Chester also challenges the body of Christ to take advantage of the natural community which builds around the experience of shared meals as he looks closely at the importance of fellowshipping over dinner tables as well as experiencing the Lord’s supper together regularly.
All in all, I found this book to be incredibly beneficial to my own perception of food, meals, and hospitality. At times however, I felt as though Chester could be reading a little too much into the social customs and context that Jesus found himself in. While I tended to agree with most of his assertions, there were times when I felt his Biblical support wasn’t convincing in and of itself. Though I too believe there is much to be learned from the social and ecclesiastical practices of the early church, we must be careful in how we directly apply them to our modern context. I also found his handling of prophetic texts (pointing to Christ’s future banquet), to be simplistic and somewhat overreaching. I too believe that there will be literal feasting in the new creation, but felt as though at times he used this truth as a catch-all to support his propositions.
I am taking away several lessons from this book that I think apply very well to the Lessons from Our Tables series:
- Like breathing, God created us to eat. Like our dependence on oxygen to survive, we have a very real dependence on food. We all must eat, and therefore we have at least one common interest with every person we come into contact with. Entering into a person’s life (no matter how different you are from that person) can be as simple as inviting them over for a meal, sharing what the Lord has given your family with them and allowing them to experience the grace of our God through us.
- Food is a glorious blessing from the Father. Though we should not be ashamed of a simple dinner if prepared with love, we also should seek to enjoy the gracious gift of food through creativity. The ability to make delicious meals that delight the taste buds isn’t a result of the Food Network, it is handed down to us from the Creator in the same way that the ability to create glorious and delightful harmonies through music is. Culinary excellence isn’t superfluous, it is a gift worth pursuing.

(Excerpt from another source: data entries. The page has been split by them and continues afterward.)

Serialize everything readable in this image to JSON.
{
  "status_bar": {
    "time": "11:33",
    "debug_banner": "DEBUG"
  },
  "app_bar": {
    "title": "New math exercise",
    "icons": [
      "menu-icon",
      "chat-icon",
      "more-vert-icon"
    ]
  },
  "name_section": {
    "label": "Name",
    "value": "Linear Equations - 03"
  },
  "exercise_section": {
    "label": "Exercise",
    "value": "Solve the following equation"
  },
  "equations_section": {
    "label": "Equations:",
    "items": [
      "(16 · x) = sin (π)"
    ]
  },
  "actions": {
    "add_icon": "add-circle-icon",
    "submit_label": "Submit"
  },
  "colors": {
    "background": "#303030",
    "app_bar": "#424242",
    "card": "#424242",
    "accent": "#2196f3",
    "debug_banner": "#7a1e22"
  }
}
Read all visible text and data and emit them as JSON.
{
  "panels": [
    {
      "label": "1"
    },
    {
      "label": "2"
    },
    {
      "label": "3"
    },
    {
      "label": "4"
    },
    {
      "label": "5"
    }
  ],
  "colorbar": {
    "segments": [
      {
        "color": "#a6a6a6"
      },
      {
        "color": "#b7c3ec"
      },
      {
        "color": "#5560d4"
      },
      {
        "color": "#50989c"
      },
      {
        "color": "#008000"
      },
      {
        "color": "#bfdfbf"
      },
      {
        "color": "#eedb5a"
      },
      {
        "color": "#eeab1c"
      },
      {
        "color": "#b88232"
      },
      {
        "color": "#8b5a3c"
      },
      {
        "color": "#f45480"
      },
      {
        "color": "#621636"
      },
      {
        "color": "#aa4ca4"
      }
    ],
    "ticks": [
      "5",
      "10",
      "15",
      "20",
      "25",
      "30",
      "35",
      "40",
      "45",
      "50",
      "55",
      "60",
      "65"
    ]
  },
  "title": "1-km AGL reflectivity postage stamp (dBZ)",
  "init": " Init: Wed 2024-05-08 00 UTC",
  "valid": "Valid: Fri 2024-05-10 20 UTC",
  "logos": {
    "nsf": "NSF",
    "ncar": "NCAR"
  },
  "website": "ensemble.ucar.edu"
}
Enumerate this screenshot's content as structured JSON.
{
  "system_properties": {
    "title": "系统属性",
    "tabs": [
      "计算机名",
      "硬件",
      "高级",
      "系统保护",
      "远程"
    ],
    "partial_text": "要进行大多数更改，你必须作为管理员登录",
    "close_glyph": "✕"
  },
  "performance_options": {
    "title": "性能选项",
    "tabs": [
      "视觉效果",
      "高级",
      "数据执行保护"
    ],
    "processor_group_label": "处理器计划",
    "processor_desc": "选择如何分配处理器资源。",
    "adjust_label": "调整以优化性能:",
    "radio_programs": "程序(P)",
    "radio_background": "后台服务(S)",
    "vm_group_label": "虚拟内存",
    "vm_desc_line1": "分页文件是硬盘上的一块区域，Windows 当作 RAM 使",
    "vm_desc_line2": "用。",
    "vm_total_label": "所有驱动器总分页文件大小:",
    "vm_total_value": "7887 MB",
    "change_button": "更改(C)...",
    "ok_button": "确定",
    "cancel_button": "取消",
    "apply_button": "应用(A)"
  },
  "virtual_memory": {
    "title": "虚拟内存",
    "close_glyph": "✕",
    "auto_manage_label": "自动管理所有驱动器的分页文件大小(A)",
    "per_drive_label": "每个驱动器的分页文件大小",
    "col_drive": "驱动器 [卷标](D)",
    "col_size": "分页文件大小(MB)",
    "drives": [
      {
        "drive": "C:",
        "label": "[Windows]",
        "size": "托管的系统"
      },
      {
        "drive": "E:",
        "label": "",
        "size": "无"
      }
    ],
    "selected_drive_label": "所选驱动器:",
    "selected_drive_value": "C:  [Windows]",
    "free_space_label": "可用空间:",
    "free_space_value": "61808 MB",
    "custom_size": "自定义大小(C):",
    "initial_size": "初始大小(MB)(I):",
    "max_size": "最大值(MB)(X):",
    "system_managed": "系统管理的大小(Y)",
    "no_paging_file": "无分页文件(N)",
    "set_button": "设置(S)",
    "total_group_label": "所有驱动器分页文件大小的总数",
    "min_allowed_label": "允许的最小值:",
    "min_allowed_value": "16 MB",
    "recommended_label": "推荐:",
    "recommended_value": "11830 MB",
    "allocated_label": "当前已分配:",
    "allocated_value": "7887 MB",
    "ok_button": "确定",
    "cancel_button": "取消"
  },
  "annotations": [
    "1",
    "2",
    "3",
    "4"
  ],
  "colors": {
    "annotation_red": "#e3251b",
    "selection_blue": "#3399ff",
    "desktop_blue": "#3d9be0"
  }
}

- Our theology impacts how we eat our food. As we seek to view all of life through a Christian worldview, we see that we must receive our food as a blessing from our Creator and Sustainer. We must seek to share the abundance of blessing we have with those around us and look for opportunities to show grace to those who are desperately in need of it. Because we are a part of a kingdom which exalts the lowly and brings to nothing the proud we must guard ourselves from excluding those we think are unworthy of our hospitality or who don’t fit in to our social or church circles. We must view our lives now, within the larger context of eschatological history and in so doing, view food as a reminder of the future grace we will experience for all of eternity with the Christ who has ransomed us.